Intervention de Philippe Bas

Réunion du 25 juin 2014 à 14h45
Renforcement de l'efficacité des sanctions pénales — Question préalable

Photo de Philippe BasPhilippe Bas :

Les peines planchers seraient supprimées. Les peines d’emprisonnement devraient être motivées, mais non pas la contrainte pénale. La révocation des sursis en cas de récidive ne serait plus automatique. Une même peine pourrait donner lieu à plusieurs révocations partielles sans révocation définitive. Le régime des récidivistes serait aligné sur celui des primo-délinquants en matière de révocation de sursis. Les tribunaux correctionnels pour mineurs seraient abandonnés, la rétention de sûreté supprimée.

L’ensemble de ces mesures éclaire le contexte dans lequel s’inscrit la création de la nouvelle contrainte pénale. Nous pourrions sans doute n’opposer à cette peine qu’une relative indifférence, voire lui témoigner une certaine bienveillance, en considérant qu’elle ne comporte pas d’innovation fondamentale par rapport aux très nombreuses alternatives à l’emprisonnement et aux nombreux systèmes d’aménagements de peines que comporte déjà notre code pénal : amendes, sursis, travaux d’intérêt général, stages de citoyenneté, mesures privatives ou restrictives de droits, sanctions complémentaires, sanction-réparation, orientation du mineur vers un centre éducatif fermé, personnalisation des peines, avec la semi-liberté, le placement à l’extérieur, le placement sous surveillance électronique, le fractionnement de peine, la dispense de peine, l’ajournement. Ce bref inventaire souligne la très grande richesse du régime des peines, tel qu’il a été construit par le législateur au fil des décennies.

Rien n’empêche d’enrichir encore ce double arsenal des alternatives aux peines de prison et des aménagements de peines, mais le projet de loi se borne à donner la possibilité au juge d’inscrire sous le régime de la contrainte pénale tout ou partie des mesures qui sont déjà à sa disposition. Ce faisant, il rend aussi applicables sous le régime de la contrainte pénale des mesures qui relèvent aujourd’hui non pas du prononcé de la sanction, mais de son exécution, avec toutes sortes d’obligations, d’interdictions ou de systèmes d’autorisation qui s’imposent au condamné.

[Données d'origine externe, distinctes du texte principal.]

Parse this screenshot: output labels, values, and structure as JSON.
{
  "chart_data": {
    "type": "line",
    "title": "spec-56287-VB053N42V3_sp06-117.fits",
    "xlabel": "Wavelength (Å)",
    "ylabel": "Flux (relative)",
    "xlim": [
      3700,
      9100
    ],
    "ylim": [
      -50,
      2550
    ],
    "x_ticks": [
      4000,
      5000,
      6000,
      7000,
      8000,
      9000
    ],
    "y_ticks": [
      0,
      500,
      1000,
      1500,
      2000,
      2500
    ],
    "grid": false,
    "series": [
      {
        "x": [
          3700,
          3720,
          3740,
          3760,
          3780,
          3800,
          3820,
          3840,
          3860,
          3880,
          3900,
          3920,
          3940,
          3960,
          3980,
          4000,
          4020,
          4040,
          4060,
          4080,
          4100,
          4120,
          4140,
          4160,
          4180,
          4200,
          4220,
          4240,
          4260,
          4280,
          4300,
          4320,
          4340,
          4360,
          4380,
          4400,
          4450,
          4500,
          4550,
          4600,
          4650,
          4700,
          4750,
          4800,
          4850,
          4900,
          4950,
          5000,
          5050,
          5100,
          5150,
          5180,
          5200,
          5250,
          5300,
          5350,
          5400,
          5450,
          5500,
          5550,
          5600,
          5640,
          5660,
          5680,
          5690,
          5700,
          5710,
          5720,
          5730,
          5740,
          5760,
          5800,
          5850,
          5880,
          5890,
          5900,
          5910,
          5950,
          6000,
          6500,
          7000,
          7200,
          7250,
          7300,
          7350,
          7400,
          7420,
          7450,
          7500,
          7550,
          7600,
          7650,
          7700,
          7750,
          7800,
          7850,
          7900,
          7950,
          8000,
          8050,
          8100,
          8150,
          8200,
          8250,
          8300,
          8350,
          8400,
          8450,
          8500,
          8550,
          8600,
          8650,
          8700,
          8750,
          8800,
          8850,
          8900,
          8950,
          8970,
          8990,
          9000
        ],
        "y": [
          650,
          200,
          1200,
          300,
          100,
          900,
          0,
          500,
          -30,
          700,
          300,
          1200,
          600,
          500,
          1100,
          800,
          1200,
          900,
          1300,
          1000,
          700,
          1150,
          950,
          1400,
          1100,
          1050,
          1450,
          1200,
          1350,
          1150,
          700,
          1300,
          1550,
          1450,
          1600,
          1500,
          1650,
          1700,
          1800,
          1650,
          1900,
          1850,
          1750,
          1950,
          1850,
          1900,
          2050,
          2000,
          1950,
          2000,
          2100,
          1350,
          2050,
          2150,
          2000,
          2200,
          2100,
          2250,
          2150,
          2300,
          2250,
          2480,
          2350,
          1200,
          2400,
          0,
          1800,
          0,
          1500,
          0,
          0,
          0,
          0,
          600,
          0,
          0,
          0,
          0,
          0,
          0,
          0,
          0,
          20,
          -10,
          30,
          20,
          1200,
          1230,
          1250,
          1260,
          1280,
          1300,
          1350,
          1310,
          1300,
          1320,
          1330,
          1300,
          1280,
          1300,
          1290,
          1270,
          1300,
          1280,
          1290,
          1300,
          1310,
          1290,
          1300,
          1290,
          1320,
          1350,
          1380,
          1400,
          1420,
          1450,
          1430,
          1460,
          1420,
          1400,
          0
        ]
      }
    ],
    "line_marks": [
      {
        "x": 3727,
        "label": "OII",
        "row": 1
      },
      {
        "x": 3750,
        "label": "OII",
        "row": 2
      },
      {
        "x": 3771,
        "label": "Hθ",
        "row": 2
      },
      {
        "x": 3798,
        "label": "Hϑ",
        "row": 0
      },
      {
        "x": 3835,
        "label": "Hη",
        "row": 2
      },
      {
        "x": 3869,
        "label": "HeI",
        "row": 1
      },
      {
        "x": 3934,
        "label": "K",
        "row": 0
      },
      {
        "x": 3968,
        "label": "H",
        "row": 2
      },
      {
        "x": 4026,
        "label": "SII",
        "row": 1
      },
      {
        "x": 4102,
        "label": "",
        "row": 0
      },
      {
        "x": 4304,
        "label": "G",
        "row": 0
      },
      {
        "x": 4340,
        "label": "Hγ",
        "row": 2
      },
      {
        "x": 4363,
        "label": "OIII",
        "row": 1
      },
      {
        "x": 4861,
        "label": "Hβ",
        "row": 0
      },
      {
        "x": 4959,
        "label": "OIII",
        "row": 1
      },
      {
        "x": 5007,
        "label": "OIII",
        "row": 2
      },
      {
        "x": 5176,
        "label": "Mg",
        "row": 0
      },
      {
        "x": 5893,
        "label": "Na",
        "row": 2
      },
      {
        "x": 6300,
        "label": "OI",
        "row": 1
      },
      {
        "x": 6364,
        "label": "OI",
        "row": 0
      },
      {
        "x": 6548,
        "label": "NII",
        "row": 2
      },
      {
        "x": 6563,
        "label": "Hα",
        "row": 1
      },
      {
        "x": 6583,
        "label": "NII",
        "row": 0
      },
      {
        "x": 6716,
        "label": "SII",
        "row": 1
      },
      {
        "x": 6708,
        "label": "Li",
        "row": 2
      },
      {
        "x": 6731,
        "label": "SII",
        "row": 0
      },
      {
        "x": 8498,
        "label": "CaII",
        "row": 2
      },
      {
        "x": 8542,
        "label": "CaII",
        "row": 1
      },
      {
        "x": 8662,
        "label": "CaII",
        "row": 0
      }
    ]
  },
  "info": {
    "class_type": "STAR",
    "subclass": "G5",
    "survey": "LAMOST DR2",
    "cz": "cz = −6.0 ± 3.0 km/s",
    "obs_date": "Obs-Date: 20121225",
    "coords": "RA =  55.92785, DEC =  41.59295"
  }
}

Dans ces conditions, il apparaît clairement que l’originalité de la contrainte pénale tient non pas aux mesures qu’elle peut comporter, mais à la combinaison de ces mesures et à la procédure applicable pour sa mise en œuvre. Une partie des prérogatives confiées, jusqu’à présent, au juge de l’application des peines remonterait à la juridiction de jugement. Mais cette nouvelle répartition n’est pas réaliste : elle augmenterait considérablement la charge pesant sur les juridictions et retarderait les jugements, en prolongeant, dans bien des cas, la détention préventive.

De plus, la contrainte pénale est une peine floue, à géométrie variable, faiblement dissuasive. C’est d’ailleurs son essence même ! Au principe fondamental de la légalité des peines, vous opposez non pas seulement l’individualisation des peines, dont vous vous réclamez, mais aussi l’incertitude sur le contenu réel de la peine.

Il y a plus, car l’amendement de notre rapporteur visant à interdire que des peines de prison, fussent-elles assorties du sursis, soient prononcées pour un certain nombre de délits altère encore ce texte par rapport aux arbitrages gouvernementaux si difficiles qui avaient été arrêtés pour concilier les positions du ministre de l’intérieur et celles de la garde des sceaux.